L’Union européenne montre une fois de plus son vrai visage. Ce qui est vendu comme une «réinitialisation» des relations britanniques-européens se révèle être les frères et testés pour forcer le Royaume-Uni à travers la porte à l’arrière dans l’esclavage de Brüsses. Les positions de négociation de la Commission de l’UE publiées mercredi se sont liées comme un contrat de présentation qui parcourt la souveraineté britannique avec leurs pieds.

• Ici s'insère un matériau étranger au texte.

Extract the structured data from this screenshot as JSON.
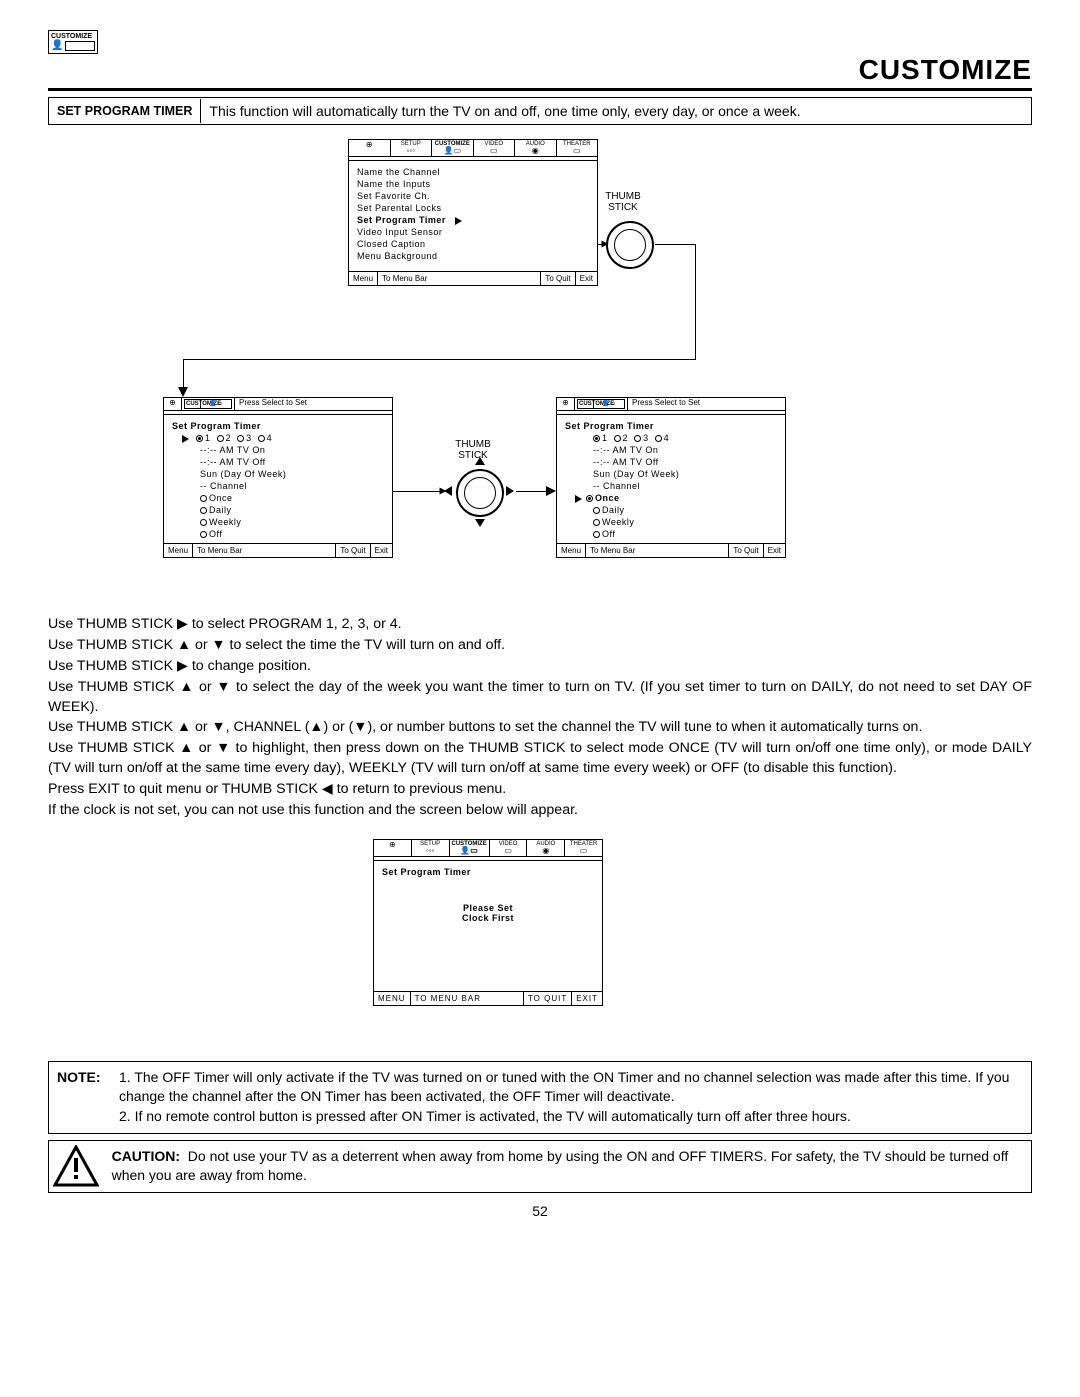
{
  "header": {
    "icon_label": "CUSTOMIZE",
    "page_title": "CUSTOMIZE"
  },
  "section": {
    "heading": "SET PROGRAM TIMER",
    "description": "This function will automatically turn the TV on and off, one time only, every day, or once a week."
  },
  "menubar_tabs": [
    "SETUP",
    "CUSTOMIZE",
    "VIDEO",
    "AUDIO",
    "THEATER"
  ],
  "osd1": {
    "items": [
      "Name the Channel",
      "Name the Inputs",
      "Set Favorite Ch.",
      "Set Parental Locks",
      "Set Program Timer",
      "Video Input Sensor",
      "Closed Caption",
      "Menu Background"
    ],
    "selected_index": 4,
    "status": {
      "menu": "Menu",
      "bar": "To Menu Bar",
      "quit": "To Quit",
      "exit": "Exit"
    }
  },
  "thumbstick_label": "THUMB\nSTICK",
  "osd2": {
    "mini_header": "Press Select to Set",
    "title": "Set Program Timer",
    "programs": [
      {
        "n": "1",
        "sel": true
      },
      {
        "n": "2",
        "sel": false
      },
      {
        "n": "3",
        "sel": false
      },
      {
        "n": "4",
        "sel": false
      }
    ],
    "lines": [
      "--:-- AM TV On",
      "--:-- AM TV Off",
      "Sun (Day Of Week)",
      "-- Channel"
    ],
    "modes": [
      {
        "label": "Once",
        "sel": false
      },
      {
        "label": "Daily",
        "sel": false
      },
      {
        "label": "Weekly",
        "sel": false
      },
      {
        "label": "Off",
        "sel": false
      }
    ],
    "pointer_on_programs": true,
    "status": {
      "menu": "Menu",
      "bar": "To Menu Bar",
      "quit": "To Quit",
      "exit": "Exit"
    }
  },
  "osd3": {
    "mini_header": "Press Select to Set",
    "title": "Set Program Timer",
    "programs": [
      {
        "n": "1",
        "sel": true
      },
      {
        "n": "2",
        "sel": false
      },
      {
        "n": "3",
        "sel": false
      },
      {
        "n": "4",
        "sel": false
      }
    ],
    "lines": [
      "--:-- AM TV On",
      "--:-- AM TV Off",
      "Sun (Day Of Week)",
      "-- Channel"
    ],
    "modes": [
      {
        "label": "Once",
        "sel": true
      },
      {
        "label": "Daily",
        "sel": false
      },
      {
        "label": "Weekly",
        "sel": false
      },
      {
        "label": "Off",
        "sel": false
      }
    ],
    "pointer_on_once": true,
    "status": {
      "menu": "Menu",
      "bar": "To Menu Bar",
      "quit": "To Quit",
      "exit": "Exit"
    }
  },
  "instructions": {
    "l1": "Use THUMB STICK ▶ to select PROGRAM 1, 2, 3, or 4.",
    "l2": "Use THUMB STICK ▲ or ▼ to select the time the TV will turn on and off.",
    "l3": "Use THUMB STICK ▶ to change position.",
    "l4": "Use THUMB STICK ▲ or ▼ to select the day of the week you want the timer to turn on TV. (If you set timer to turn on DAILY, do not need to set DAY OF WEEK).",
    "l5": "Use THUMB STICK ▲ or ▼, CHANNEL (▲) or (▼), or number buttons to set the channel the TV will tune to when it automatically turns on.",
    "l6": "Use THUMB STICK ▲ or ▼ to highlight, then press down on the THUMB STICK to select mode ONCE (TV will turn on/off one time only), or mode DAILY (TV will turn on/off at the same time every day), WEEKLY (TV will turn on/off at same time every week) or OFF (to disable this function).",
    "l7": "Press EXIT to quit menu or THUMB STICK ◀ to return to previous menu.",
    "l8": "If the clock is not set, you can not use this function and the screen below will appear."
  },
  "osd4": {
    "title": "Set Program Timer",
    "msg1": "Please Set",
    "msg2": "Clock First",
    "status": {
      "menu": "MENU",
      "bar": "TO MENU BAR",
      "quit": "TO QUIT",
      "exit": "EXIT"
    }
  },
  "note": {
    "label": "NOTE:",
    "n1": "1. The OFF Timer will only activate if the TV was turned on or tuned with the ON Timer and no channel selection was made after this time.  If you change the channel after the ON Timer has been activated, the OFF Timer will deactivate.",
    "n2": "2. If no remote control button is pressed after ON Timer is activated, the TV will automatically turn off after three hours."
  },
  "caution": {
    "label": "CAUTION:",
    "text": "Do not use your TV as a deterrent when away from home by using the ON and OFF TIMERS.  For safety, the TV should be turned off when you are away from home."
  },
  "page_number": "52"
}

Contrôle total sur l’agriculture britannique
La suggestion d’un accord de santé et de protection des cultures SO est particulièrement perfide. La Grande-Bretagne devrait donc prendre l’ensemble complet de l’UE à tout moment en termes de sécurité alimentaire, de protection des consommateurs et de produits agricoles. Cela ne signifie pas que des agriculteurs britanniques et des producteurs d’aliments doivent se soumettre de manière inconditionnelle aux bureaucrates de Bruxelles – sans être informés dans la conception de ces règles.
Le sommet de l’insolence: Londres devrait également payer ce privilège de détermination externe. Le gouvernement britannique devrait apporter des contributions financières aux agences de l’UE, dont les décisions n’auraient aucune influence. Un cas classique d’imposition sans représentation – exactement ce que les colonies américaines ont défendu avec succès au XVIIIe siècle.
Climatique a dit par la porte arrière
Le vrai visage des technocrates de l’UE est également évident dans le commerce des émissions. La connexion proposée des systèmes commerciaux d’émission nécessiterait un «ajustement dynamique» du Royaume-Uni aux règles de l’UE. Dans une langue simple: déterminé Bruxelles, obéir à Londres. La politique climatique britannique serait en fait dictée par la Commission de l’UE, selon laquelle les objectifs de réduction devraient être “au moins ambitieux” comme celui de l’UE.
Ce qui est vendu ici en tant qu’harmonisation technique est en fait une attaque frontale contre la détérioration nationale de la voiture.
Particulièrement explosif: l’UE se réserve le droit d’élargir la liste des secteurs concernés à tout moment. Aujourd’hui, c’est la génération d’énergie et d’industrie, demain pourrait influencer tous les domaines de l’économie britannique. Un contrôle blanc pour la colère réglementaire de Bruxelles.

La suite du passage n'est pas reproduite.